Here, the defenses of defendant and his codefendant did not pose an “irreconcilable conflict” ( id. at 998, 575 N.Y.S.2d 267, 580 N.E.2d 753). Specifically, the codefendant claimed that he did not know defendant, and he and defendant each denied having had sexual contact with anyone near the subject scene at any time, including with the victim on the night in question. Similarly, neither of the codefendant's alibi witnesses implicated defendant in any way. Defendant thus failed to demonstrate that the core of his codefendant's alibi defense was in irreconcilable conflict with his own defense, and that there was a significant danger that the conflict would lead the jury to infer his guilt ( see People v. Watkins, 10 A.D.3d 665, 665–666, 781 N.Y.S.2d 701,lv. denied3 N.Y.3d 761, 788 N.Y.S.2d 678, 821 N.E.2d 983;see also People v. Ortiz, 262 A.D.2d 988, 988, 692 N.Y.S.2d 626,lv. denied94 N.Y.2d 827, 702 N.Y.S.2d 597, 724 N.E.2d 389).
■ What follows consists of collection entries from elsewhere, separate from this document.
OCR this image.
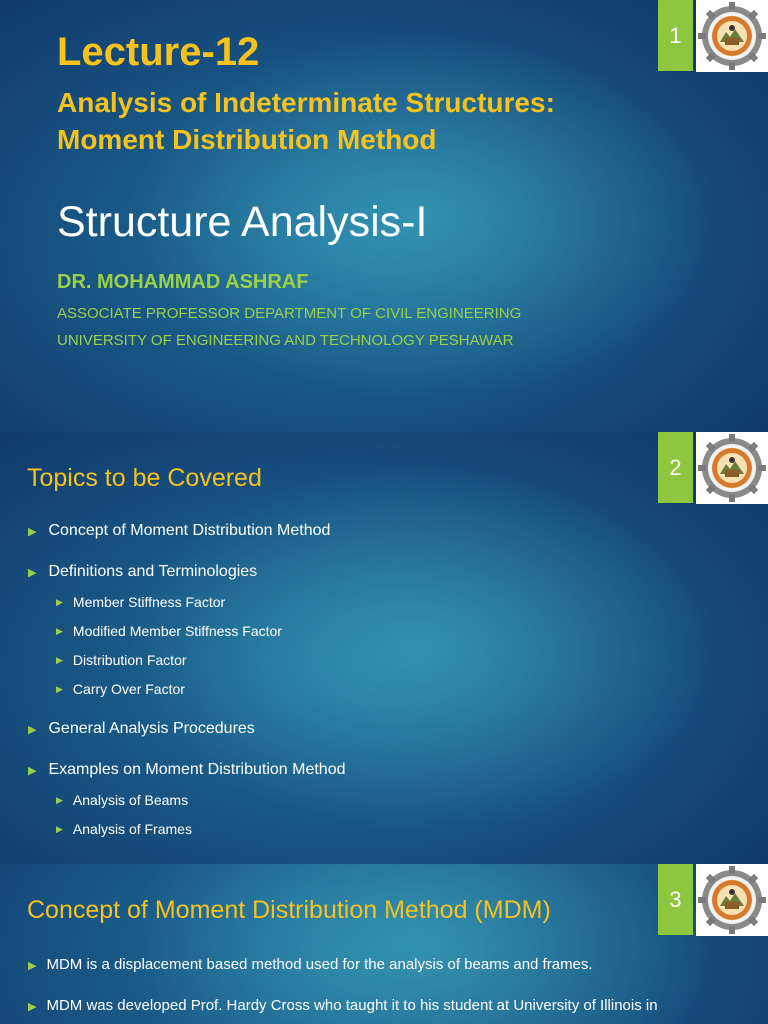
1
Lecture-12
Analysis of Indeterminate Structures:
Moment Distribution Method
Structure Analysis-I
DR. MOHAMMAD ASHRAF
ASSOCIATE PROFESSOR DEPARTMENT OF CIVIL ENGINEERING
UNIVERSITY OF ENGINEERING AND TECHNOLOGY PESHAWAR
2
Topics to be Covered
▶ Concept of Moment Distribution Method
▶ Definitions and Terminologies
▶ Member Stiffness Factor
▶ Modified Member Stiffness Factor
▶ Distribution Factor
▶ Carry Over Factor
▶ General Analysis Procedures
▶ Examples on Moment Distribution Method
▶ Analysis of Beams
▶ Analysis of Frames
3
Concept of Moment Distribution Method (MDM)
▶ MDM is a displacement based method used for the analysis of beams and frames.
▶ MDM was developed Prof. Hardy Cross who taught it to his student at University of Illinois in
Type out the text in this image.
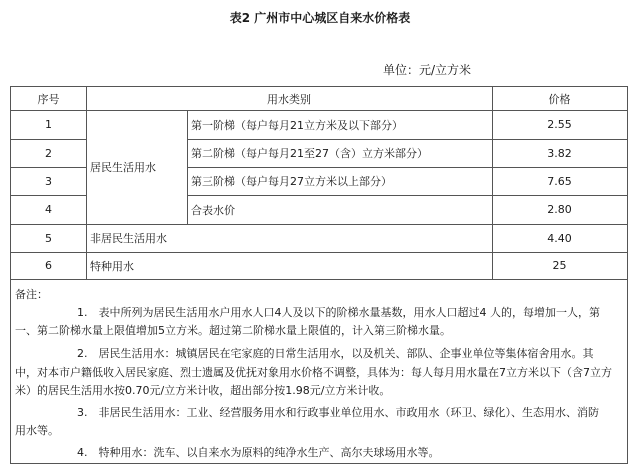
表2 广州市中心城区自来水价格表
单位：元/立方米
序号	用水类别	价格
居民生活用水
1	第一阶梯（每户每月21立方米及以下部分）	2.55
2	第二阶梯（每户每月21至27（含）立方米部分）	3.82
3	第三阶梯（每户每月27立方米以上部分）	7.65
4	合表水价	2.80
5	非居民生活用水	4.40
6	特种用水	25
备注：
1.　表中所列为居民生活用水户用水人口4人及以下的阶梯水量基数，用水人口超过4 人的，每增加一人，第
一、第二阶梯水量上限值增加5立方米。超过第二阶梯水量上限值的，计入第三阶梯水量。
2.　居民生活用水：城镇居民在宅家庭的日常生活用水，以及机关、部队、企事业单位等集体宿舍用水。其
中，对本市户籍低收入居民家庭、烈士遗属及优抚对象用水价格不调整，具体为：每人每月用水量在7立方米以下（含7立方
米）的居民生活用水按0.70元/立方米计收，超出部分按1.98元/立方米计收。
3.　非居民生活用水：工业、经营服务用水和行政事业单位用水、市政用水（环卫、绿化）、生态用水、消防
用水等。
4.　特种用水：洗车、以自来水为原料的纯净水生产、高尔夫球场用水等。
Contrary to defendant's further contention, “he did not establish his entitlement to severance on the ground that he would have been subjected to prejudicial cross-examination by the attorney for his codefendant had defendant testified” ( People v. Clark, 66 A.D.3d 1489, 1489, 885 N.Y.S.2d 797,lv. denied13 N.Y.3d 906, 895 N.Y.S.2d 320, 922 N.E.2d 909). “ ‘At no stage of the proceedings [did] defendant establish[ ] that his potential testimony would have given the codefendant an incentive to impeach his credibility’ ” (id.).
Finally, defendant's sentence is not unduly harsh or severe. Defendant failed to preserve for our review his further contention that, in sentencing defendant, Supreme Court penalized him for exercising his right to a jury trial ( see People v. Stubinger, 87 A.D.3d 1316, 1317, 929 N.Y.S.2d 813,lv. denied18 N.Y.3d 862, 938 N.Y.S.2d 869, 962 N.E.2d 294). In any event, “ ‘[t]he mere fact that a sentence imposed after trial is greater than that offered in connection with plea negotiations is not proof that defendant was punished for asserting his right to trial’ ” (id.). Indeed, there is no indication in the record that “the court was motivated by ‘retaliation or vindictiveness' in sentencing defendant following the trial” ( People v. Flinn, 98 A.D.3d 1262, 1264, 951 N.Y.S.2d 605,affd. 22 N.Y.3d 599, 984 N.Y.S.2d 283, 7 N.E.3d 496,rearg. denied23 N.Y.3d 940, 987 N.Y.S.2d 592, 10 N.E.3d 1147).
It is hereby ORDERED that the judgment so appealed from is unanimously affirmed.